From the details released so far, Maya MacGuineas, who heads the Committee for a Responsible Federal Budget (CRFB), said the plan could add $3 trillion to more than $5 trillion to the federal deficit over five years.
"No credible dynamic score is going to show that this bill is paid for," MacGuineas said. "The growth effects, which are real and important, add decimals of percentage points to growth, not full percentage points."
Her budget watchdog group estimates that to pay for the plan, U.S. growth would need to be sustained at 4.5 percent annually, a level not seen on a sustained basis since the late 1960s and early 1970s.

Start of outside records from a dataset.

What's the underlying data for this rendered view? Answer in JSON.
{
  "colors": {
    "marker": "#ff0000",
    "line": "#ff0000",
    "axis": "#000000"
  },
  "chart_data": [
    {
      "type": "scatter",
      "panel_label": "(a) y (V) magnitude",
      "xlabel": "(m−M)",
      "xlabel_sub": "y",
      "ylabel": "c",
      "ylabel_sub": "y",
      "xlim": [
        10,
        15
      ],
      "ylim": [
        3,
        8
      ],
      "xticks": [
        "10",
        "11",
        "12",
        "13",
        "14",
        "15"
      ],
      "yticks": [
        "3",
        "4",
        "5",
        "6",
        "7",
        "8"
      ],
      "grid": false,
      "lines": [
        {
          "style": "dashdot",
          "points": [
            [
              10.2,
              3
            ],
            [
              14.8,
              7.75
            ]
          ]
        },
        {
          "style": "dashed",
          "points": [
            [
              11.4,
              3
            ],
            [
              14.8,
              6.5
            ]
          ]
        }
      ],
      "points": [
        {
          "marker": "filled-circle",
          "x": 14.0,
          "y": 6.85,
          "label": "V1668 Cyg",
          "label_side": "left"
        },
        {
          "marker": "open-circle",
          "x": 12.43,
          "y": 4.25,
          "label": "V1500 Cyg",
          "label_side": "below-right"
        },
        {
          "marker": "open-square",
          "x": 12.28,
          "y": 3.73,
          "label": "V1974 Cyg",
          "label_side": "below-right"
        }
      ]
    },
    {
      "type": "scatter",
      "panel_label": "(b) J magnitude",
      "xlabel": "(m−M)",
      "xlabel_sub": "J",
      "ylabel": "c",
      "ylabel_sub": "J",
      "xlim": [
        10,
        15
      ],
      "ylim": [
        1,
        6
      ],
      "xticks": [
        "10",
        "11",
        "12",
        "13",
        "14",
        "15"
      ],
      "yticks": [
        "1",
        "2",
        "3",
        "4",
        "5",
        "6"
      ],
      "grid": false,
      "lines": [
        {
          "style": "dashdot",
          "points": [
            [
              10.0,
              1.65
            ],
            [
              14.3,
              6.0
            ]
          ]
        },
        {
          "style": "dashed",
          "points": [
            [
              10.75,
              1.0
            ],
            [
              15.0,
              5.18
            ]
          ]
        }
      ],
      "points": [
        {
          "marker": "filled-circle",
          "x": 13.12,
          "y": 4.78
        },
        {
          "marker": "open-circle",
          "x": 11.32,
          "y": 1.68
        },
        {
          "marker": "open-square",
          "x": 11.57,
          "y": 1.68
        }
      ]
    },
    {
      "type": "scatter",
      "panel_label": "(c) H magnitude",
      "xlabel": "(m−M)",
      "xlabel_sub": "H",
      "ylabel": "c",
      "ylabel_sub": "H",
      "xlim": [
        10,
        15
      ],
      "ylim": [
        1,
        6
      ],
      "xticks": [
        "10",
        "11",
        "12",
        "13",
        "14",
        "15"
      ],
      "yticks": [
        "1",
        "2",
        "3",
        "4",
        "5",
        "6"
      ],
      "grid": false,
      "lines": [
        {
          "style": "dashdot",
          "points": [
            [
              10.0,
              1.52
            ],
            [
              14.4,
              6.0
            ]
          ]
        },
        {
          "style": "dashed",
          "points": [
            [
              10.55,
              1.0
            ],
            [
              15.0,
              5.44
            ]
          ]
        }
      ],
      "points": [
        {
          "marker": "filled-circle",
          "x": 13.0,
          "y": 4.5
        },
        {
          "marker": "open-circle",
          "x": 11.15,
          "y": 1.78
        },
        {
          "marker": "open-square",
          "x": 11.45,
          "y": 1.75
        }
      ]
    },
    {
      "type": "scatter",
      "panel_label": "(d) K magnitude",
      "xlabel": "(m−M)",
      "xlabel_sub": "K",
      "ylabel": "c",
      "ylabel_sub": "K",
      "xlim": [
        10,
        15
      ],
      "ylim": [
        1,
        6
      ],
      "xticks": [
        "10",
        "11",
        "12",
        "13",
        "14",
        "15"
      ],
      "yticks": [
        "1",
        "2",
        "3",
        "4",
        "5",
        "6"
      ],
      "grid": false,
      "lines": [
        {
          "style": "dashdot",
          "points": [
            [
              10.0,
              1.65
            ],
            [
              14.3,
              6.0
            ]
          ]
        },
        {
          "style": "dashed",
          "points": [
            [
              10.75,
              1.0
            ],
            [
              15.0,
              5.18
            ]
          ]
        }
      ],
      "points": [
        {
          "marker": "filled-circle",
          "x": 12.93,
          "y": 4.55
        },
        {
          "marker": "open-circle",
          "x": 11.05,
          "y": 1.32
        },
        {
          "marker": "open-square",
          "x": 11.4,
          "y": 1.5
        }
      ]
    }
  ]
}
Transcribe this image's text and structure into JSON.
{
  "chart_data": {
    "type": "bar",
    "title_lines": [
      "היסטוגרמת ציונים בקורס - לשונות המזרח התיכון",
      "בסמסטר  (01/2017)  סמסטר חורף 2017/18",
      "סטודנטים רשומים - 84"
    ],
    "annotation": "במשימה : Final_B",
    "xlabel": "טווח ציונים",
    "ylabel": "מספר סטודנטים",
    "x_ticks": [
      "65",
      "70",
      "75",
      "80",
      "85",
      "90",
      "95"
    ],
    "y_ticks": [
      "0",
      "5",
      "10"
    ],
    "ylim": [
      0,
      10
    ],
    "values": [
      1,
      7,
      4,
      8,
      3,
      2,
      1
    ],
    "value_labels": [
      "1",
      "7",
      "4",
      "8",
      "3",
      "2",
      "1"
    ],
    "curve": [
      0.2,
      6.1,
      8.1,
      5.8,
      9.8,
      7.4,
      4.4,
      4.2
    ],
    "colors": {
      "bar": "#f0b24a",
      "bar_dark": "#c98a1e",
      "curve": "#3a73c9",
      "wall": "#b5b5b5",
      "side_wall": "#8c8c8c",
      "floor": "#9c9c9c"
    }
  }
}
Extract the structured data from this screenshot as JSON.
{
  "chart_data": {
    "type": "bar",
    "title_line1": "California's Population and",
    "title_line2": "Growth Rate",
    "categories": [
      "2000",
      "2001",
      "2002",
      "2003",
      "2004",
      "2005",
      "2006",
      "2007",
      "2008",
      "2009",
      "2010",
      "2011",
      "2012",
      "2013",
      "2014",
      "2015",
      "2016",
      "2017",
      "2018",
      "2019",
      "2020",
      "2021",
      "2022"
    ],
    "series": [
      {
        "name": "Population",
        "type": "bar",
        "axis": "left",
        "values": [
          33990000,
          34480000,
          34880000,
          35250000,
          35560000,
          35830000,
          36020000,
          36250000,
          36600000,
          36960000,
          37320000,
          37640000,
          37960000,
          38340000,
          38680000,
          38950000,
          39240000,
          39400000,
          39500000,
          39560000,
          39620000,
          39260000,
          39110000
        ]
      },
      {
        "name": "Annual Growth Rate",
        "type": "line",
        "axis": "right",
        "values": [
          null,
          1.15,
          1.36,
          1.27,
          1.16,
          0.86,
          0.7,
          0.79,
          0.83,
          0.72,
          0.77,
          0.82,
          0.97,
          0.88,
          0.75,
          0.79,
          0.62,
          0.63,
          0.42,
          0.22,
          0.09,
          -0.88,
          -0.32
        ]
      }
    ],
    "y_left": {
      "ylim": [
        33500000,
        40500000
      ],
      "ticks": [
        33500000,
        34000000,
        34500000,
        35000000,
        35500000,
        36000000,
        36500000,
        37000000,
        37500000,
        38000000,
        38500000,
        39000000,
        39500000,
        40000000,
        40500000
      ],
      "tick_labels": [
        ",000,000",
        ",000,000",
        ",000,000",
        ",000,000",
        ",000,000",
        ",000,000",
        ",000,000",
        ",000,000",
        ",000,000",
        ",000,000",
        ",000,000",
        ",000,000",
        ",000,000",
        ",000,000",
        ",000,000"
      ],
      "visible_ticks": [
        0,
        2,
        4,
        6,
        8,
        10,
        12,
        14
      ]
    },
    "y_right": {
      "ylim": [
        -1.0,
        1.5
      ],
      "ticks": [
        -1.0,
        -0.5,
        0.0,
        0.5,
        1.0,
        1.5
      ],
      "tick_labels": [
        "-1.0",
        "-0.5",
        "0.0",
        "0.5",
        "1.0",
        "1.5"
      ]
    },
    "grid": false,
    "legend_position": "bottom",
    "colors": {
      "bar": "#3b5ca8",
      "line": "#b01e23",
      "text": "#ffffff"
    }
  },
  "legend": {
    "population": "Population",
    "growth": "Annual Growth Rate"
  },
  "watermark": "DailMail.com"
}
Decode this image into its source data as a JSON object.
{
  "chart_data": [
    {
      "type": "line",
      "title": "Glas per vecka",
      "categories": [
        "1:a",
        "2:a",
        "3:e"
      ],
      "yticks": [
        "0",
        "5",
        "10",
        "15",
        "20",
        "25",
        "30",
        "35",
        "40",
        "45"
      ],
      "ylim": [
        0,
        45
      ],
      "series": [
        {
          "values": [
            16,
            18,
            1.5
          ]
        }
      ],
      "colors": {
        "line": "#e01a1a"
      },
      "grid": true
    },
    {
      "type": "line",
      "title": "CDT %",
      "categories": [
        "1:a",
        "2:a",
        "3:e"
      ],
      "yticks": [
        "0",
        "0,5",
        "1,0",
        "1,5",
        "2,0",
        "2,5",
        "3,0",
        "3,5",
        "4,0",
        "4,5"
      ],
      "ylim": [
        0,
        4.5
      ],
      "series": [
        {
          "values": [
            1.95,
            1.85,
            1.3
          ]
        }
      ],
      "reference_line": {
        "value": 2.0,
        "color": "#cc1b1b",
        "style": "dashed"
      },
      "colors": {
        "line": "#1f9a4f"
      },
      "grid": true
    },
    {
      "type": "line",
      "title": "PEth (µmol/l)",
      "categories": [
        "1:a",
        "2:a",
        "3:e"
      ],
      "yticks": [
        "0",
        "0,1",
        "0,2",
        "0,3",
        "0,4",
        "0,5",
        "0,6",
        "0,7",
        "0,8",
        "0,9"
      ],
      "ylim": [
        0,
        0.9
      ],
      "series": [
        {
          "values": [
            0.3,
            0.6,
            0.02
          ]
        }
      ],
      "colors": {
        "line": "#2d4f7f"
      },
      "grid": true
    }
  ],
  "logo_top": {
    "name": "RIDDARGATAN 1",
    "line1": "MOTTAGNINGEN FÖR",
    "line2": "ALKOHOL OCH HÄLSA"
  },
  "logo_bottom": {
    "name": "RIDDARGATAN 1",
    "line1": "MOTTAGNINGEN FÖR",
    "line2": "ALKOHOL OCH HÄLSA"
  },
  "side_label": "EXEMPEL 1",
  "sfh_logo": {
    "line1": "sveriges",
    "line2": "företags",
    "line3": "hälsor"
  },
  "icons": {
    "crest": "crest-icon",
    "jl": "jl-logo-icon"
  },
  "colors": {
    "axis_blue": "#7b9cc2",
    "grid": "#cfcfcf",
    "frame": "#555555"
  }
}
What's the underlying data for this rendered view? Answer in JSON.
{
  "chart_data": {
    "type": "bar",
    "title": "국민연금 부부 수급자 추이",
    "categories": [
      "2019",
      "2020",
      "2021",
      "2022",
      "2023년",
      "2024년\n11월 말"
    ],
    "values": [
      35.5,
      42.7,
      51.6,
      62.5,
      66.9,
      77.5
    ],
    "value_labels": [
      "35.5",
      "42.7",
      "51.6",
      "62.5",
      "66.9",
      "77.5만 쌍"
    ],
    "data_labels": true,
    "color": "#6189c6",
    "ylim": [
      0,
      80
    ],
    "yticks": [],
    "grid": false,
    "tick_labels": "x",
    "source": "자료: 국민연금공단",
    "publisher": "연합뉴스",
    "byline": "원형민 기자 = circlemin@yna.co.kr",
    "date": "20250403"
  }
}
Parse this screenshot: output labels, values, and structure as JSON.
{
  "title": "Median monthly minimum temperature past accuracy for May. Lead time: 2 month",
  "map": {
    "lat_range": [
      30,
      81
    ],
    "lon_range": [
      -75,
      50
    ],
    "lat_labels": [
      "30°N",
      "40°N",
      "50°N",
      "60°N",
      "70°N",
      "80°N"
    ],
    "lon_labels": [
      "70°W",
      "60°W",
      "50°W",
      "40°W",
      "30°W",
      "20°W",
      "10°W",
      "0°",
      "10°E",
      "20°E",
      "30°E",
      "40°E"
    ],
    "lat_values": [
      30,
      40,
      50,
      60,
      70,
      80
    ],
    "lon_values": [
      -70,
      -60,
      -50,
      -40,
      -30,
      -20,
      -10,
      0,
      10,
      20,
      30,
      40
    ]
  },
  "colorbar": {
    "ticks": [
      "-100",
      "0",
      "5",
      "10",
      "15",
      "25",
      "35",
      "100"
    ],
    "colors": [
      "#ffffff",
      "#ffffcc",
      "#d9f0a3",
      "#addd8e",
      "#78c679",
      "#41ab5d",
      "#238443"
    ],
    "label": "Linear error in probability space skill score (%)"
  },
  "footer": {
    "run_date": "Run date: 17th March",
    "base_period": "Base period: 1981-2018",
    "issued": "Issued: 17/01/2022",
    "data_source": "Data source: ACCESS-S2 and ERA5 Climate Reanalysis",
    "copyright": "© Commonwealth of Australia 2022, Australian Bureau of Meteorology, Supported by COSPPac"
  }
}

Mnuchin has said that he expects the plan to boost sustained U.S. growth above 3 percent, but CRFB estimates that even this level would require massive increases in productivity and that a rapidly retiring baby-boom generation is working against high growth rates.
Doug Elmendorf, former director of the Congressional Budget Office, one of the agencies that provides cost estimates for legislation, said he sees little chance of Congress finding "politically acceptable" offsets to pay for the plan, and the rise in borrowing could work against Trump's goals.
"The resulting increase of the deficit will have a dampening effect on the economic activity that will offset at least part of the stimulative effects of lower tax rates," said Elemendorf, now dean of Harvard University's John F. Kennedy School of Government.
The higher federal debt load will "crowd out" capital for private use, dampening economic activity in the long run, Elmendorf said.
Republicans in Congress are hoping to use budget procedural rules that allow a 51-vote threshold in the Senate to pass tax reform, which would limit the cuts to 10 years.
But if the plan creates deficits in the years beyond the first decade, it could also run afoul of another procedural rule that could require 60 votes in the Senate.
Tax cuts that expire in a decade could cause another U.S. fiscal crisis like the one in 2012, when tax cuts passed under George W. Bush expired.
"What the Trump Administration has proposed is not permanent tax reform, but a ten-year tax cut and the creation of the most phenomenal fiscal cliff ever in 2028," Chris Krueger, a political analyst at Cowen and Co in Washington, said in a note to clients.